I purchased the Haines Packing Co. in 2013 from my dad and uncle. My wife, Genny Rietze, and I have been at the helm since 2013. My focus has been to grow the business methodically in line with our company core values. The majority of the seafood we process goes to the domestic U.S. market. However, we also have two retail store locations, one in Haines, Alaska, and another in Whitehorse, Yukon.

Which area of Alaska seafood does Haines Packing specialize in?

We process all five species of salmon, although pink salmon is not a strong area of focus for us. We also process halibut, Dungeness crab, and coonstripe shrimp. We smoke and jar salmon, and produce a breaded product on a smaller scale for our two retail locations.

What are some the hurdles that Haines Packing has had to overcome to grow as a processor?

Like many processors in Alaska, infrastructure and equipment have been a challenge for us. I’m here to support fishermen and to support their fishing efforts. I need to have the right equipment in place and keep our facility up to modern standards. Haines has a history as the home to a very dedicated commercial fishing fleet.

How has the re-emergence of Haines Packing affected the local fleet?

We have had amazing support from our local fleet. We have an elite fleet of quality-driven fishermen fishing for the company. Our fishermen really appreciate having a local buyer and someone they can come speak to in person.

Haines is one of three communities in Southeast Alaska physically connected to the continental highway system. How has this helped your operations?

We are a rural community that relies heavily on the Alaska Marine Highway System.

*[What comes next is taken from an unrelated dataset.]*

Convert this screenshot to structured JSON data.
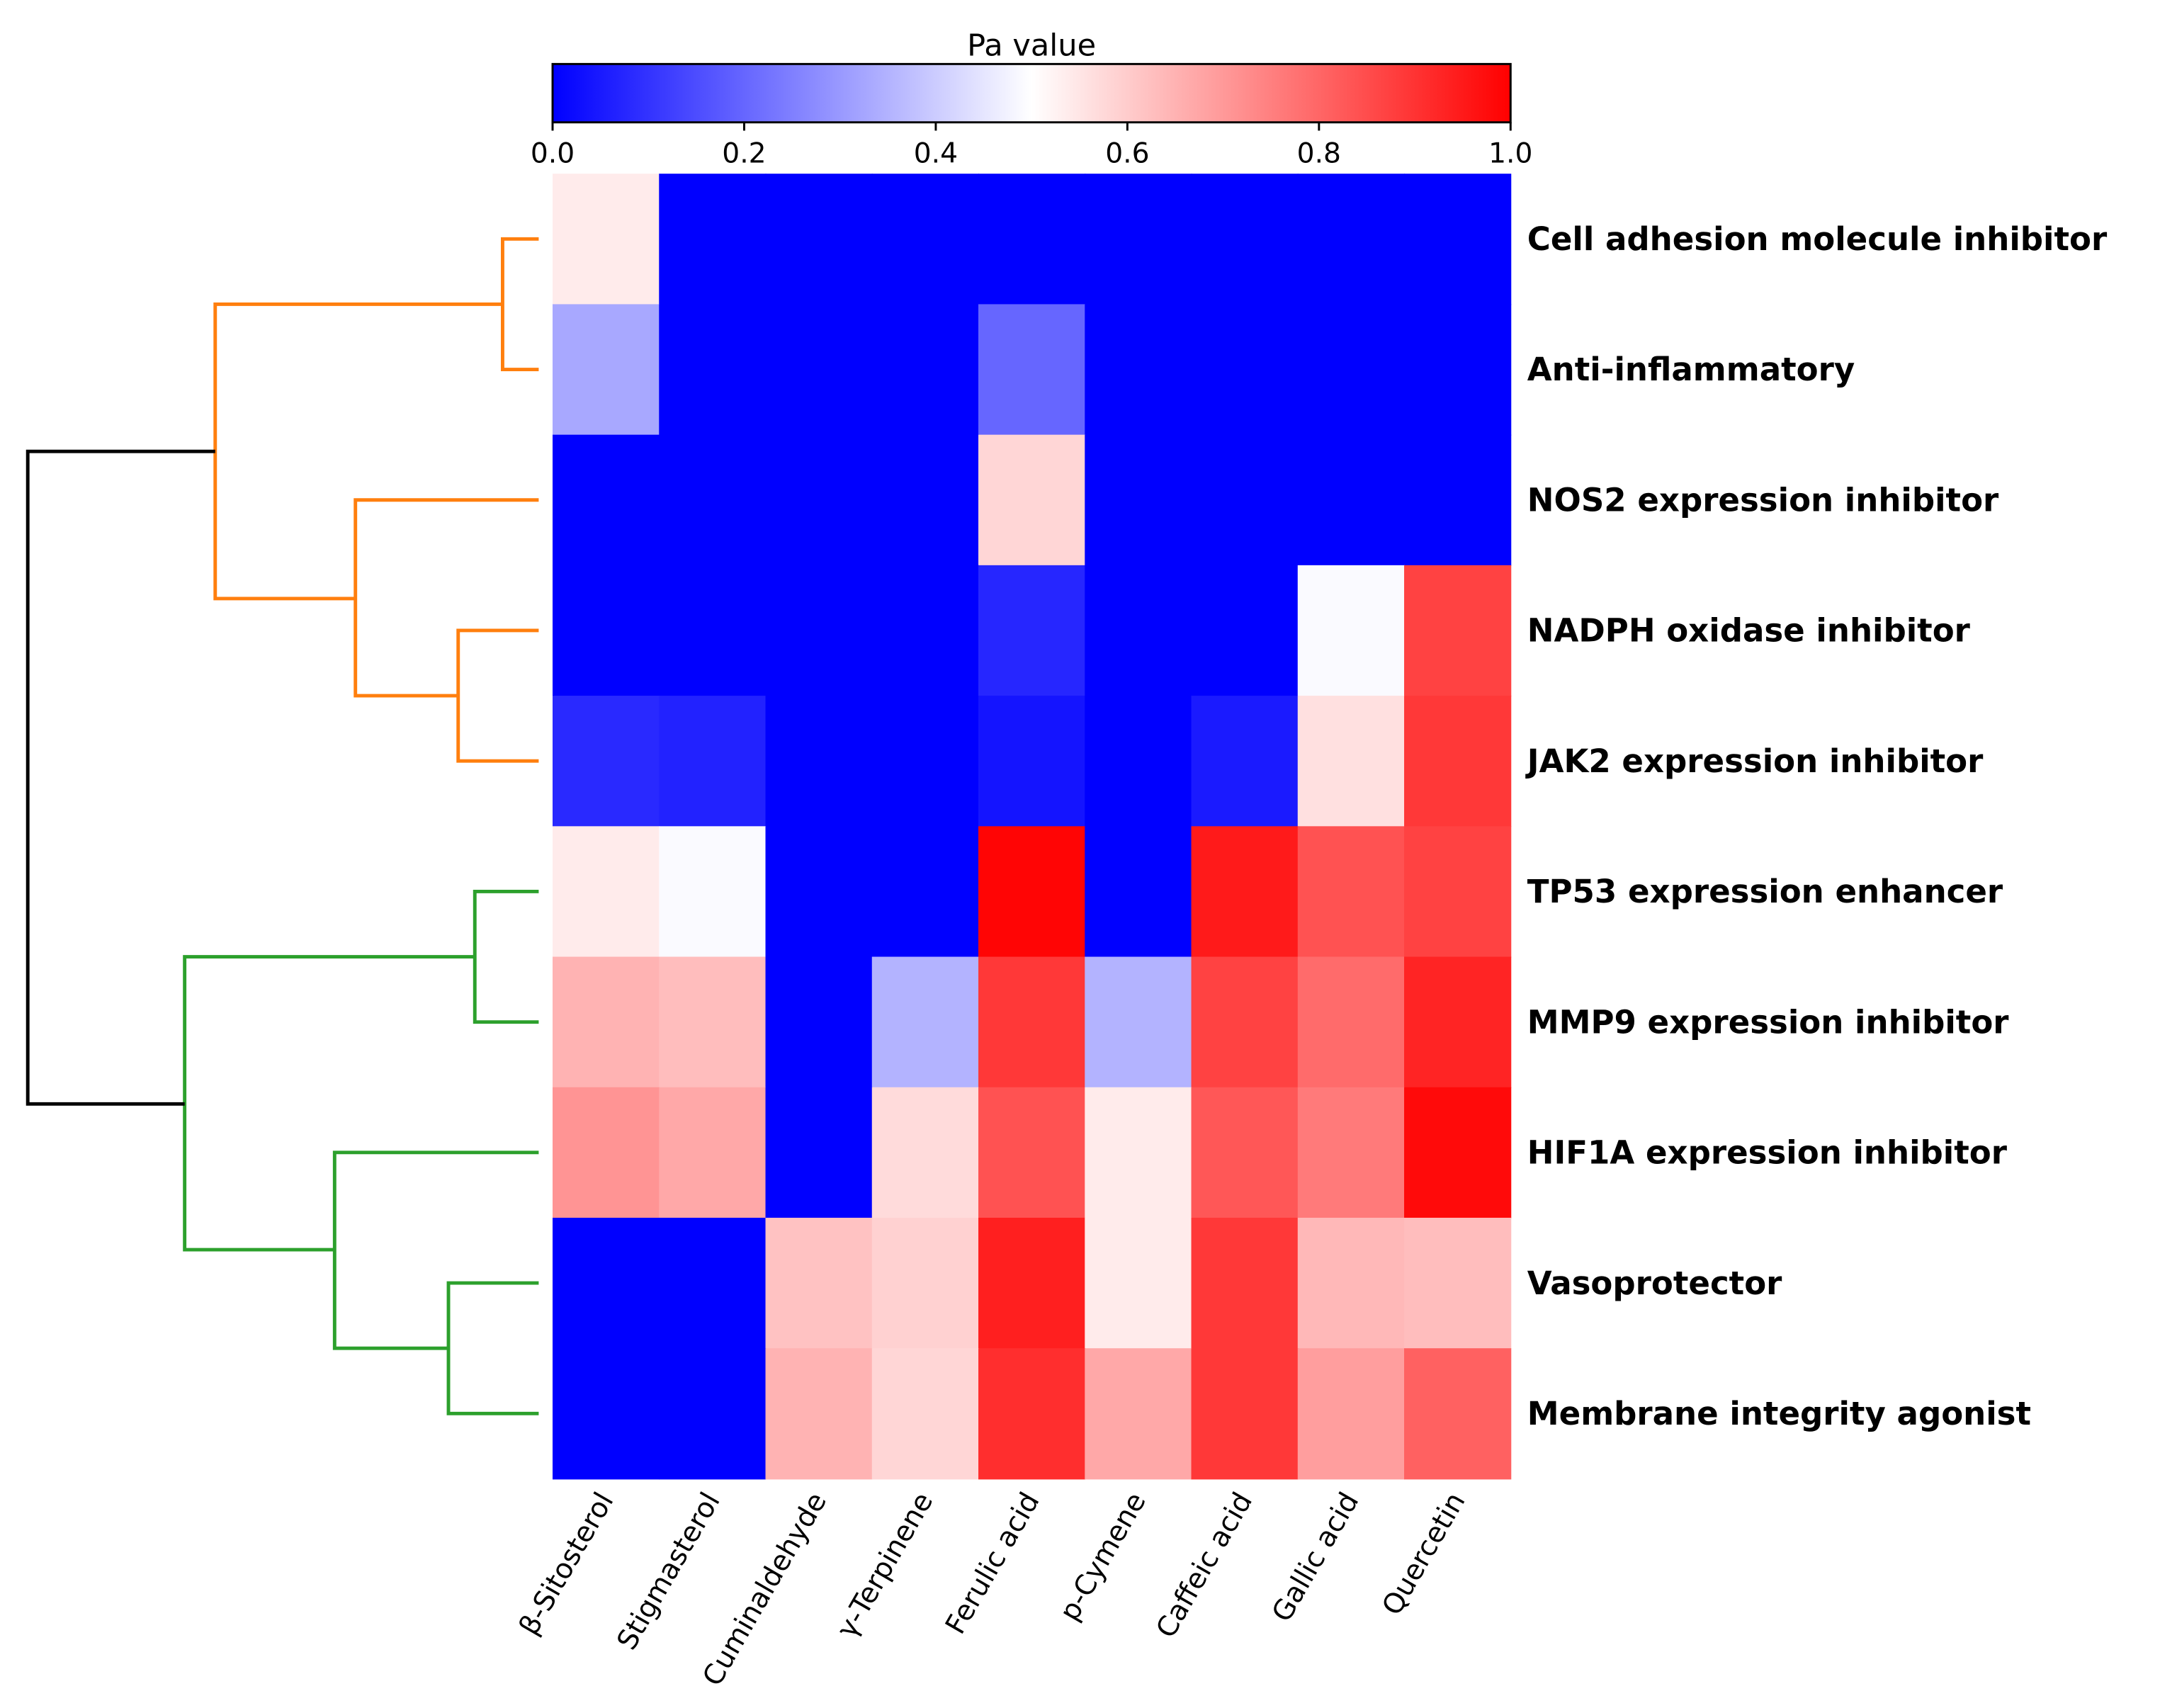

However, we also have a road to connect our town to Canada and the Lower 48. We have definitely benefited from being connected to the highway. We are only a 36-hour drive from Seattle, which makes trucking fresh product out of Haines very viable.

What are some current or emerging challenges that either your company or the Alaska fishing industry is facing?

Our biggest challenge right now is the reduction in time and area for our fishermen to fish. The king salmon returns have been poor all over the state, and the Chilkat River used to have a strong return that is dwindling. Although necessary, the protective measures taken by management are impacting our local gillnet fleet.

What does the future hold for Haines Packing Co.?

Over the next few years we are working on really tuning in our current processes to become more efficient. We may add a few more boats to our fleet, but our current volume is matched well with our daily production capacity. We would like to always be looking ahead for the next possible trends in the seafood industry and have the ability to switch gears and pursue those markets.

Consumer demand for environmentally responsible products, coupled with preference for healthy superfoods like wild Alaska seafood, leads me to believe there will be an increased demand for thermally processed shelf-stable seafood in the coming years. The efficiency and practicality of cans and retort pouches is unmatched by vacuum sealed and frozen products. Cans do not require additional energy to remain foodsafe, are infinitely recyclable, and meet a growing consumer desire to reduce single-use plastic packaging in what they eat.